A function of multiple variables maps a set of input values to a single output value. We can write this as $z = f(x, y)$ for two variables, or $y_{output} = f(x_1, x_2, \dots, x_n)$ for $n$ variables. Here, $x_1, x_2, \dots, x_n$ are called the independent variables, and the resulting output ( $z$ or $y_{output}$ ) is the dependent variable.

Let's look at a simple example:

f(x, y) = x^2 + y^2

This function takes two inputs, $x$ and $y$ . To find the output, we square each input and add the results.

If $x=1$ and $y=2$ , then $f(1, 2) = 1^2 + 2^2 = 1 + 4 = 5$ .
If $x=3$ and $y=-1$ , then $f(3, -1) = 3^2 + (-1)^2 = 9 + 1 = 10$ .

Another example, perhaps closer to something you might see related to model error:

g(w, b) = (w \cdot 5 + b - 12)^2

Here, the function $g$ depends on two inputs, $w$ and $b$ . If $w=2$ and $b=3$ , then:

g(2, 3) = (2 \cdot 5 + 3 - 12)^2 = (10 + 3 - 12)^2 = (1)^2 = 1

In machine learning, $w$ and $b$ might represent the weights or parameters of a simple model, and the value $5$ might be an input feature from our data, while $12$ could be the true target value. The function $g(w, b)$ could represent the squared error for that single data point. The goal of training the model would be to find the values of $w$ and $b$ that make this error (and the error across all data points) as small as possible.
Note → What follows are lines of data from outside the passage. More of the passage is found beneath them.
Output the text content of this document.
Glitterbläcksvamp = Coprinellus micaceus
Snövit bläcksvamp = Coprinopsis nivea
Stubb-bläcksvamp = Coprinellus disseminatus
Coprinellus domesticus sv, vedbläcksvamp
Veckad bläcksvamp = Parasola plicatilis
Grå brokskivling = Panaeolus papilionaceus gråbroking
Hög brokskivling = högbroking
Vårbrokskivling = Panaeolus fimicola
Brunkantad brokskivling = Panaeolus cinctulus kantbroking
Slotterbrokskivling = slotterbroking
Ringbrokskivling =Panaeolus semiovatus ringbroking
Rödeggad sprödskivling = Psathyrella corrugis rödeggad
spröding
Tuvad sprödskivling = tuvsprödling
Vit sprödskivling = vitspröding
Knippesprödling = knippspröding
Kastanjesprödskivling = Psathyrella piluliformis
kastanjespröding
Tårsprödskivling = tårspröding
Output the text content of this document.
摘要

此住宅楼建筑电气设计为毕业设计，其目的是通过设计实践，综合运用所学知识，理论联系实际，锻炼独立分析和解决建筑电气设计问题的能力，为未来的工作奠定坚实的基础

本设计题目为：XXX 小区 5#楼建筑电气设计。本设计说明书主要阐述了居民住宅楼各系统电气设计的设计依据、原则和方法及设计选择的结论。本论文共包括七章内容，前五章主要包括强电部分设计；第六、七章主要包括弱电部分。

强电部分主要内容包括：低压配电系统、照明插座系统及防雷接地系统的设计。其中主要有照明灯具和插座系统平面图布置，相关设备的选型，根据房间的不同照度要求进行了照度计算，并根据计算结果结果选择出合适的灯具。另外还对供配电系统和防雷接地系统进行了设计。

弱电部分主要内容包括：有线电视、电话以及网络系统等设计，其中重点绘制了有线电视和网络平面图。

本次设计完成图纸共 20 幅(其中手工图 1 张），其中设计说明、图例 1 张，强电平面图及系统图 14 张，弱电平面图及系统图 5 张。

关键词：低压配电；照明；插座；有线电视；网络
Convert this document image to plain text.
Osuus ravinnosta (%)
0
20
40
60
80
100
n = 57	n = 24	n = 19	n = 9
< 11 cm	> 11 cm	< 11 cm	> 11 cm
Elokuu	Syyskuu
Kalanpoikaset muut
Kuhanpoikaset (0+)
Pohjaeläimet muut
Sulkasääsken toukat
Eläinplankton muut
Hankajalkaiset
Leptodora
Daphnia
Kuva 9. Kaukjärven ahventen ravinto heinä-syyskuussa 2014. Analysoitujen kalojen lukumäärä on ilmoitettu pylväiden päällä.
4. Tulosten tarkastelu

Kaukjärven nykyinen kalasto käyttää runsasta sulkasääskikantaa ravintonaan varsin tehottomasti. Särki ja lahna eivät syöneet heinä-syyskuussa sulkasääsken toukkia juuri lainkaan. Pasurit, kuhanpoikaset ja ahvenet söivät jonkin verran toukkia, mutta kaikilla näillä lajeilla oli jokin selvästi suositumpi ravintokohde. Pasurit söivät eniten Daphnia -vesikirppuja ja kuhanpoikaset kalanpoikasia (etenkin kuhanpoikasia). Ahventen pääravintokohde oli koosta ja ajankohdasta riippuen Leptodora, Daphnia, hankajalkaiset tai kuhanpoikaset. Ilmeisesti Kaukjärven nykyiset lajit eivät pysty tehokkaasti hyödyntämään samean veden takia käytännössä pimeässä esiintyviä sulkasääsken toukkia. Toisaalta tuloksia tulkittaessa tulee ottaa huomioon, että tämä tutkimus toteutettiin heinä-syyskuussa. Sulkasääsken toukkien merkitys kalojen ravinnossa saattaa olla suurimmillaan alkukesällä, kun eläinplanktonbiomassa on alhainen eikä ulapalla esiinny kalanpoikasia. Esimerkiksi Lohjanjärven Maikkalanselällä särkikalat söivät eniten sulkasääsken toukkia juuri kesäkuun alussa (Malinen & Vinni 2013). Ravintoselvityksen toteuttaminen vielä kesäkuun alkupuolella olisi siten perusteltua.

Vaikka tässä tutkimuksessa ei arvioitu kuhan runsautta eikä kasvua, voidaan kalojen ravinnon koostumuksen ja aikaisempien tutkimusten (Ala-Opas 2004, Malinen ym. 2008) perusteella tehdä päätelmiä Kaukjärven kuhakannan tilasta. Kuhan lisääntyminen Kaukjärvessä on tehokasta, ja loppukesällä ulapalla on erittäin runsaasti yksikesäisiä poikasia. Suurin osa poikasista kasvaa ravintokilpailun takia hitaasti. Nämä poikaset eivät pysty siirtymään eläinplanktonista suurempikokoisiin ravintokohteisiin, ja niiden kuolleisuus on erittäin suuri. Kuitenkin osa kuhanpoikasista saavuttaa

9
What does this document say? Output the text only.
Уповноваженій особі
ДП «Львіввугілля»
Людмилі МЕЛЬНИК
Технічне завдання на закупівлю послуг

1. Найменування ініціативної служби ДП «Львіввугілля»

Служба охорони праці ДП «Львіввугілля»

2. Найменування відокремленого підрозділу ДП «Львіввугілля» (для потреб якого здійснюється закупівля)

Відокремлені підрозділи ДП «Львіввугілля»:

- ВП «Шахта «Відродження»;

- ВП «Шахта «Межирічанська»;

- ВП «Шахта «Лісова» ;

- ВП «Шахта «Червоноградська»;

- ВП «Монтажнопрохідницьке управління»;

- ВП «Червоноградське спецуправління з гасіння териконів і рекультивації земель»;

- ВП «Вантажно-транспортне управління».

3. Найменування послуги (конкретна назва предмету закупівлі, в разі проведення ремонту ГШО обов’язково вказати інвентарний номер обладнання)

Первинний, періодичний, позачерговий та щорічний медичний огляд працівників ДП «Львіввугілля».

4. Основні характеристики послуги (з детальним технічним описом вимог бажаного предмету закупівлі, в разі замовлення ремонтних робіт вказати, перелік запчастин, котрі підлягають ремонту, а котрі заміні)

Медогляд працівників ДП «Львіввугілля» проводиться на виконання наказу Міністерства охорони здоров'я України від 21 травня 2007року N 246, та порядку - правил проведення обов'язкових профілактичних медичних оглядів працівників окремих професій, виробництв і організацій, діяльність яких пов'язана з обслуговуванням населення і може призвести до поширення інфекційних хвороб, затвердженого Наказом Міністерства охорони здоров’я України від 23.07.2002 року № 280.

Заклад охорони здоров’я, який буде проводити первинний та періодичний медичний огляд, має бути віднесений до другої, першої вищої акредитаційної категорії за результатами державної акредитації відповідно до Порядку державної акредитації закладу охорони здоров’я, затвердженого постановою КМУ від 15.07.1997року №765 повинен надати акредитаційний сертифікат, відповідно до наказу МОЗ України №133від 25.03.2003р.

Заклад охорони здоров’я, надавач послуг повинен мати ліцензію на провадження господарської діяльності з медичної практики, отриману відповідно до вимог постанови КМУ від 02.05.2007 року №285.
Visualizing Functions of Multiple Variables

We saw that functions of a single variable $f(x)$ can be visualized as a 2D curve. What about functions of two variables, like $z = f(x, y)$ ?

Since we have two inputs ( $x$ , $y$ ) and one output ( $z$ ), we need three dimensions to plot the function. We can imagine an $xy$ -plane representing the possible input combinations, and a vertical $z$ -axis representing the output. For each point $(x, y)$ in the input plane, the function $f(x, y)$ gives a height $z$ . Plotting these points $(x, y, z)$ typically creates a surface in 3D space.

Consider our example $f(x, y) = x^2 + y^2$ . This function describes a bowl shape, called a paraboloid, opening upwards. Its lowest point is at $(x, y) = (0, 0)$ , where $f(0, 0) = 0$ .

The surface plot of $z = x^2 + y^2$ . The inputs $x$ and $y$ form the base plane, and the height $z$ represents the function's output. Notice the minimum value occurs at the origin (0, 0).

What about functions with more than two inputs? Visualizing $f(x_1, x_2, x_3)$ would require 4 dimensions (3 for input, 1 for output), and $f(x_1, \dots, x_n)$ would require $n+1$ dimensions. Our brains aren't equipped to directly visualize spaces beyond three dimensions!

However, the mathematical concepts we develop work just fine in higher dimensions. Even if we can't draw a picture of a cost function that depends on thousands of model parameters, we can still analyze how the cost changes when we adjust those parameters.

Why This Matters

Understanding functions of multiple variables is essential because most machine learning models have multiple adjustable parameters (like the weights and biases in a neural network) and often process input data with multiple features. Cost functions, which measure how well the model is doing, are therefore naturally functions of many variables (the parameters).

Our goal in training is often to minimize this cost function. Since the cost depends on multiple parameters, we need a way to figure out how changing each individual parameter affects the cost. This is precisely where the concept of partial derivatives, which we'll explore next, comes into play. It allows us to examine the rate of change with respect to one variable at a time, even when the function depends on many others.